Using this tabled integral:

`int_(0)^(oo) x^(2n+1)e^(-alphax^2)dx = (n!)/(2alpha^(n+1))`

we utilize `x = upsilon`, `n = 1`, and `alpha = m/(2k_BT)` to get:

`= 4pi(m/(2pik_BT))^"3/2" cdot 1/(2(m/(2k_BT))^(1+1))`

`= 4pi(m/(2pik_BT))^"3/2" cdot (2(k_BT)^2)/(m^2)`

`= 8pi(cancel(m)/(2pi))^"3/2"cancel((1/(k_BT))^"3/2") cdot ((k_BT)^(cancel("4/2")^"1/2"))/(m^(cancel("4/2")^"1/2"))`

`= 8pi(1/(2pi))^"2/2"cdot(1/(2pi))^"1/2" cdot ((k_BT)/(m))^"1/2"`

`= 4cdot ((k_BT)/(2pim))^"1/2"`

`=> color(blue)(<< upsilon >> = sqrt((8k_BT)/(pim)))`

ROOT-MEAN-SQUARE SPEED

Now, for the root-mean-square speed!

By definition, `upsilon_"rms" = sqrt(<< upsilon^2 >>)`. Back to the Maxwell-Boltzmann distribution! We update our previous formula for the average using the substitution `upsilon -> upsilon^2`:

`color(green)(<< upsilon^2 >> = int_(0)^(oo) upsilon^2f(upsilon)dupsilon)`

(You may want to compare this back to the average speed integral to see the difference.)

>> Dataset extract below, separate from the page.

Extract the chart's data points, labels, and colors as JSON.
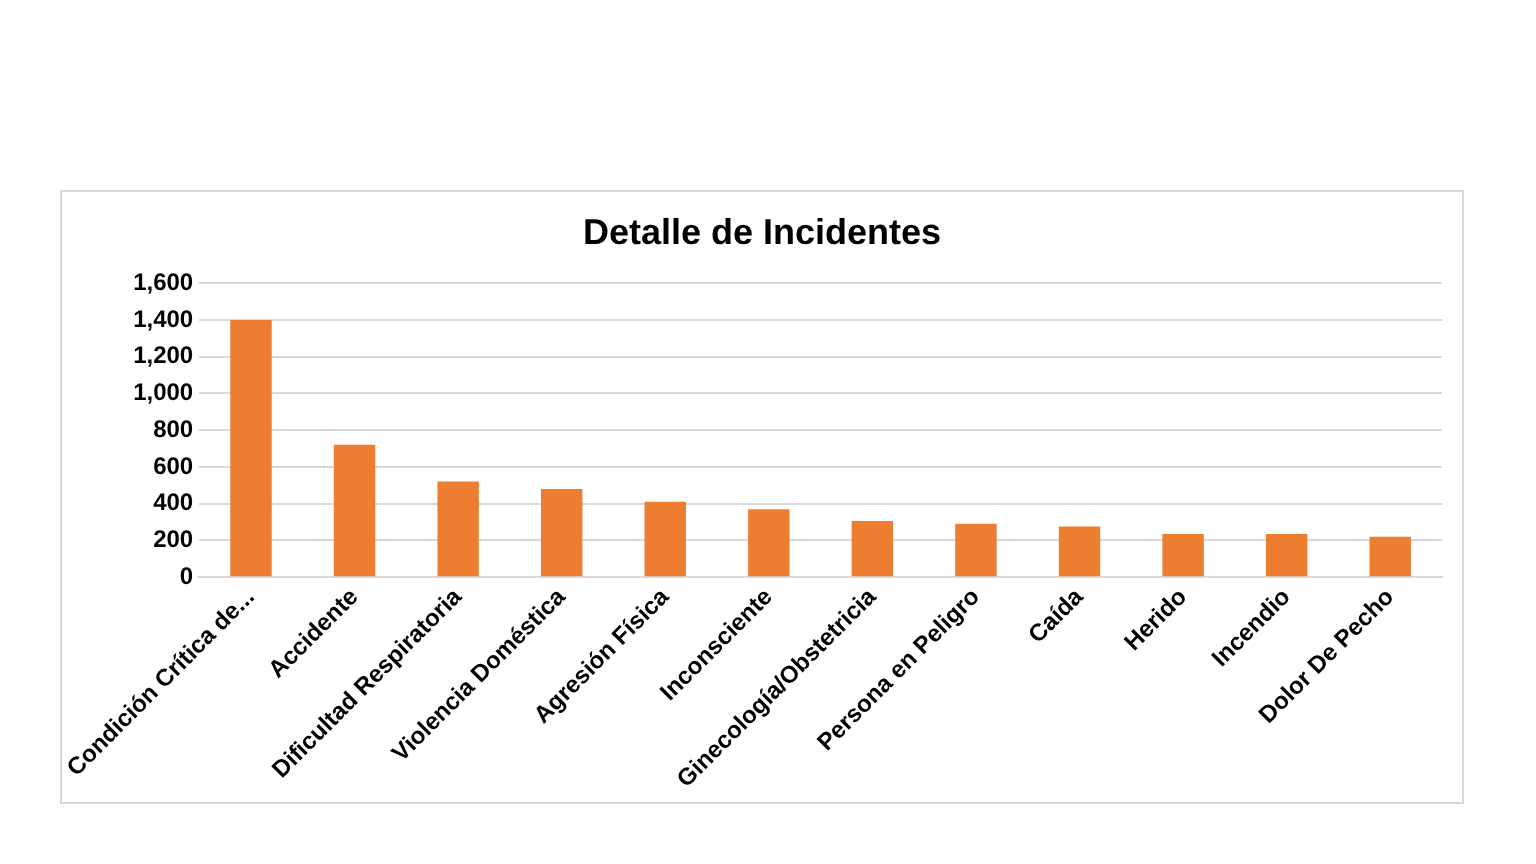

`= 4pi(m/(2pik_BT))^"3/2" int_(0)^(oo) upsilon^4 e^(-m upsilon^2"/"2k_BT)`

We use another tabled integral, since `2n+1 ne 4`:

`int_(0)^(oo) x^(2n)e^(-alphax^2)dx = (1cdot3cdot5cdots(2n-1))/(2^(n+1)alpha^n)(pi/(alpha))^"1/2"`

For this, `alpha = m/(2k_BT)`, `x = upsilon`, and `n = 2`.

`=> 4pi(m/(2pik_BT))^"3/2"[(1cdot(2*2-1))/(2^(2+1)(m/(2k_BT))^2)(pi/(m/(2k_BT)))^"1/2"]`

`= 4pi(m/(2pik_BT))^"3/2"[(3)/(8(m/(2k_BT))^2)(pi/(m/(2k_BT)))^"1/2"]`

`= 4pi(m/(2pik_BT))^cancel("3/2")[(3/8) * ((2k_BT)/m)^2cancel(((2pik_BT)/m)^"1/2")]`

`= 3/cancel(2)(cancel(pi)m)/(cancel(2)cancel(pi)k_BT) ((cancel(2)k_BT)/m)^2`

`= 3cancel((m)/(k_BT)) ((k_BT)/m)^cancel(2)`

`= (3k_BT)/m`

Therefore:

`color(blue)(upsilon_"rms") = sqrt(<< upsilon^2 >>) = color(blue)(sqrt((3k_BT)/m))`

NOW WHAT?

Now why the heck did we do all that? To get the comparable formulas, of course! We have:

• `upsilon_"mp" = sqrt((2k_BT)/m)`
• `<< upsilon >> = sqrt((8k_BT)/(pim))`
• `upsilon_"rms" = sqrt((3k_BT)/m)`

Notice that you can factor these out to get the following magnitude orders:

`sqrt3sqrt((k_BT)/m) > 2sqrt(2/pi)sqrt((k_BT)/(m)) > sqrt2*sqrt((k_BT)/m)`

That is, `color(blue)(upsilon_"rms" > << upsilon >> > upsilon_"mp")`

As your Maxwell-Boltzmann distribution plot shows, the root-mean square speed is farthest to the right on the graph, meaning that it is largest, and the most-probable speed is farthest to the left, meaning that it is smallest, as predicted in the comparison above.